INTERVIEW| Good literature makes its place slowly & painfully: Anisur Rahman

He has worked and published in the areas of comparative, translation, postcolonial, and Urdu studies.
Author Anisur Rahman
Author Anisur Rahman

Anisur Rahman is a literary critic, translator, and a poet. Formerly a Professor of English at Jamia Millia Islamia, a Central University in New Delhi, he is currently the Senior Advisor at rekhta.org – the world’s largest website on Urdu language, literature and culture. He has worked and published in the areas of comparative, translation, postcolonial, and Urdu studies.

He has published four books, two collections of Urdu poetry in English translations, and edited/co-edited six other volumes. His most recent publications include Earthenware: Sixty Poems, In Translation: Positions and Paradigms, Hazaaron Khwahishein Aisi: The Wonderful World of Urdu Ghazals and Socioliterary Cultures in South Asia. His collection of Urdu Poetry in English translation titled, A Garden of All Senses: Five Centuries of Best Urdu Poetry, is due late 2020.

What is your writing schedule?

My poems come unannounced – anytime, anywhere. even when I am in bed. There is a call that I listen to and I chase that call. So, there is absolutely no schedule for that. For my translations, tiresome critical works and blogs, I am in a different mode altogether and I have to prepare differently for them. I have to be fully aware of what I intend to do and what I am doing. There is a fair amount of discipline involved in writing critical pieces and translations, even the occasional pieces. So, there is a schedule for those. 

Does writing energise or exhaust you?

Poems energise me for sure; translation and critical essays are demanding, so they are exhausting. But once I am through these trying pieces, I can smile at them and they smile back at me. That’s really energising. Whatever kind of writing I do, I am always energised sooner, or later. This reconciliation between energy and exhaustion keeps me going all the way. 

Writing advice you’d like to give your younger self ?

Advice? Well that’s taking an exalted position, isn’t it? So, in all humility I would say think better of yourself, study more in the genre and pursue one’s vocation with sincerity. Read more and more of poetry if it has given a call, read more and more of fiction if there is a tale to tell. It’s important to fix priorities and preferences, be aware of what’s going on around. Writing is so much of a conscious act.

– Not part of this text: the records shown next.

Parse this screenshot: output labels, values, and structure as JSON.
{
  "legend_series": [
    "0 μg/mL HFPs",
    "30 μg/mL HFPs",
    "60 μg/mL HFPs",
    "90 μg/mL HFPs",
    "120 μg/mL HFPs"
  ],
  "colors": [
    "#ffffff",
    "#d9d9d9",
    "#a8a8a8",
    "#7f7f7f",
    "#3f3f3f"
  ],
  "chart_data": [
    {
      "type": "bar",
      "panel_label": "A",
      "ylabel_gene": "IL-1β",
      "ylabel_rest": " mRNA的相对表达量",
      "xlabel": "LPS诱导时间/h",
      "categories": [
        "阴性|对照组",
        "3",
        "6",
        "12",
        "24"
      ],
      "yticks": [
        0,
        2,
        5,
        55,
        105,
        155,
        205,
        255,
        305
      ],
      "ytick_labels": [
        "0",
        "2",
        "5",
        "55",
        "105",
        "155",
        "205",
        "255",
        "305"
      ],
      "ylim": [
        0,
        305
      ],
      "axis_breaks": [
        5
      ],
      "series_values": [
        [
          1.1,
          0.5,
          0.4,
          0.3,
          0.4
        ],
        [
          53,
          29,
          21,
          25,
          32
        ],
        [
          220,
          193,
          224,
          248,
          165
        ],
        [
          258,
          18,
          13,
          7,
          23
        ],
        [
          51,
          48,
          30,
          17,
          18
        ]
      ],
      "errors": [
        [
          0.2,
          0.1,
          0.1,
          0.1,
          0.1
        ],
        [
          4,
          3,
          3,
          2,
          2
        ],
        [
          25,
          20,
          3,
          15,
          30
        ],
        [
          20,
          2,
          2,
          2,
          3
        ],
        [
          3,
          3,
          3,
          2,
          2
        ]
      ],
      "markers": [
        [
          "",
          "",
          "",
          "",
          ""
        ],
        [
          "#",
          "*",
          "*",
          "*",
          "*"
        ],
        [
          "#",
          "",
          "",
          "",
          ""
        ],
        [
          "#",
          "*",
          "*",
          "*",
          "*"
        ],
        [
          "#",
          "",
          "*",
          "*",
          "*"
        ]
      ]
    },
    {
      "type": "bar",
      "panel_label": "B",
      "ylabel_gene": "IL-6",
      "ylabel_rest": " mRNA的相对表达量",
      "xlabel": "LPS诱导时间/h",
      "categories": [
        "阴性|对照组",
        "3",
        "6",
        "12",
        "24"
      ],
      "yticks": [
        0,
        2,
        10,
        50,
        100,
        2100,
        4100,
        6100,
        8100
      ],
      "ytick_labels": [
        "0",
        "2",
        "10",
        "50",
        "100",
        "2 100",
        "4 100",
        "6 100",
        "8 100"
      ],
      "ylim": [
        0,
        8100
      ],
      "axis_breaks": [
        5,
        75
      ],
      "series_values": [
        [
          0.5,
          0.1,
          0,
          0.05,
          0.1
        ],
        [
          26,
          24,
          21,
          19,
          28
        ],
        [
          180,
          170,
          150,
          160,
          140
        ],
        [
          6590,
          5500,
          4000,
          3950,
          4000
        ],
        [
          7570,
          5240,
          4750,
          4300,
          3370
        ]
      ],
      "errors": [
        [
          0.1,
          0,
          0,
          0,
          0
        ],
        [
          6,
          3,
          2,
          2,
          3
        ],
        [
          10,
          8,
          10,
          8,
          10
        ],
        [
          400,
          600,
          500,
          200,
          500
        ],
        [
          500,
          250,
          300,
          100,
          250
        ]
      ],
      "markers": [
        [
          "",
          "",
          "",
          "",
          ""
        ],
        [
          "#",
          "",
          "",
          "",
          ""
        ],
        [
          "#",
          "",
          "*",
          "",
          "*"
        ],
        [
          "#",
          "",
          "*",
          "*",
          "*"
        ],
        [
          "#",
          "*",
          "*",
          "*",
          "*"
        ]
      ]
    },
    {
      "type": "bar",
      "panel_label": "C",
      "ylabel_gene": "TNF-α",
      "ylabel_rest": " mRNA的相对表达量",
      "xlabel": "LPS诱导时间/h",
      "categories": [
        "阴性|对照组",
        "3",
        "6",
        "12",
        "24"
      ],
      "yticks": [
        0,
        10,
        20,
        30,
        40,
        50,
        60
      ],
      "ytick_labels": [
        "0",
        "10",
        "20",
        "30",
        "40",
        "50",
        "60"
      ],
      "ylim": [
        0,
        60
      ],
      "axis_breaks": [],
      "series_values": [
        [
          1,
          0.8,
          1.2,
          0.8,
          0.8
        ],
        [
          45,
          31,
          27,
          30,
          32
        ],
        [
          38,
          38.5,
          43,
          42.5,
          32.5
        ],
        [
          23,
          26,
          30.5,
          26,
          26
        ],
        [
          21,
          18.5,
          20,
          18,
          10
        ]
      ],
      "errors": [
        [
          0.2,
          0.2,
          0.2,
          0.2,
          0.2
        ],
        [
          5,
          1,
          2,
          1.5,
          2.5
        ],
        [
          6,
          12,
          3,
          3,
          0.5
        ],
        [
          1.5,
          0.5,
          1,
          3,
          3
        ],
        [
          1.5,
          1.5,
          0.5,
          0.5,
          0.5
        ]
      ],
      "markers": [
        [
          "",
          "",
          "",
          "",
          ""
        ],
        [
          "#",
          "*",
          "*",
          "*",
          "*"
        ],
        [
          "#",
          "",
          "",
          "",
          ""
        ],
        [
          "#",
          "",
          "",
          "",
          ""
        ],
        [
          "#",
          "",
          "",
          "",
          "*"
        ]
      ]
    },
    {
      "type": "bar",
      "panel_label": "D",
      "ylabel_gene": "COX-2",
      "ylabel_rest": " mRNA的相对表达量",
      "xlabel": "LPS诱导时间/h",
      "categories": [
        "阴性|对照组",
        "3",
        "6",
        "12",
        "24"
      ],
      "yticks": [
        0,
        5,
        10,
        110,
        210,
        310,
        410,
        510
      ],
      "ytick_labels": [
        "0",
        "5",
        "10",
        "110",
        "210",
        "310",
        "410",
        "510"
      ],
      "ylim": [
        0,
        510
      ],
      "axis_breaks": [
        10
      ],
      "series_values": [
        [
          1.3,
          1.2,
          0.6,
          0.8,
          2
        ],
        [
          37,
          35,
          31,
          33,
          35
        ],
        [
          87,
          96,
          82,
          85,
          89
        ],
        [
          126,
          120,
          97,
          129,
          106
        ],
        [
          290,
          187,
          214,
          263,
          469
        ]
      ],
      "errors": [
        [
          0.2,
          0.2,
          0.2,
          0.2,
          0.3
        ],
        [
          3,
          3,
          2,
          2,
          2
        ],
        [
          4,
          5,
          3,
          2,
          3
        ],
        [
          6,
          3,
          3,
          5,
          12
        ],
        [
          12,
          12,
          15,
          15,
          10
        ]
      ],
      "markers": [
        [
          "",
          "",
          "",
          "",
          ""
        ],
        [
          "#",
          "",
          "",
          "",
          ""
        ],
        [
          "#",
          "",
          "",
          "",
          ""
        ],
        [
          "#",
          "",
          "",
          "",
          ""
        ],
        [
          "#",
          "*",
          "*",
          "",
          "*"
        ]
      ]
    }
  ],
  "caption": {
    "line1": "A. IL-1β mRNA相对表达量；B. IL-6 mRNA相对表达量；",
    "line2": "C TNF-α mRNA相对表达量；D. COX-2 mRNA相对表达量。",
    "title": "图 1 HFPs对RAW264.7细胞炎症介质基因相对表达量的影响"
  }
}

What are your favourite books?

I have no favourites. I like an author, or a book at one point of time. There may be another set of books and authors at another. There are no books and no authors sacrosanct to me. Time is the arbiter of taste. There is so much hype about books these days in which both authors and publishers take equal part. I should be able to know what I am going to read and why. 

Literary success vs number of copies sold?

The number of copies sold is not a measure of success. Most often, ordinary books sell far better than the extraordinary ones. Also, certain genres are more successful than others. So, if poetry sells less, as the publishers say at the cost of poor poets, it does not mean it is any less important. Literary success is not determined at the end of the financial year by looking at the royalty statements.

Good literature makes its place slowly and painfully. Sometimes, a particular work makes a mark in just one go. Some get established much later, which does not bring them down in the hierarchy of literary success. After all, shelf-life is something one needs to think about when there is such promotion of books and such explosions of the printed word.

Your favourite spot/s in Delhi to write?

One end of my six feet long dining table is my work station. That is because I don’t have a study. I wish I had one. Anyone who says there is a favourite spot in Delhi for him or her to write at, must be joking.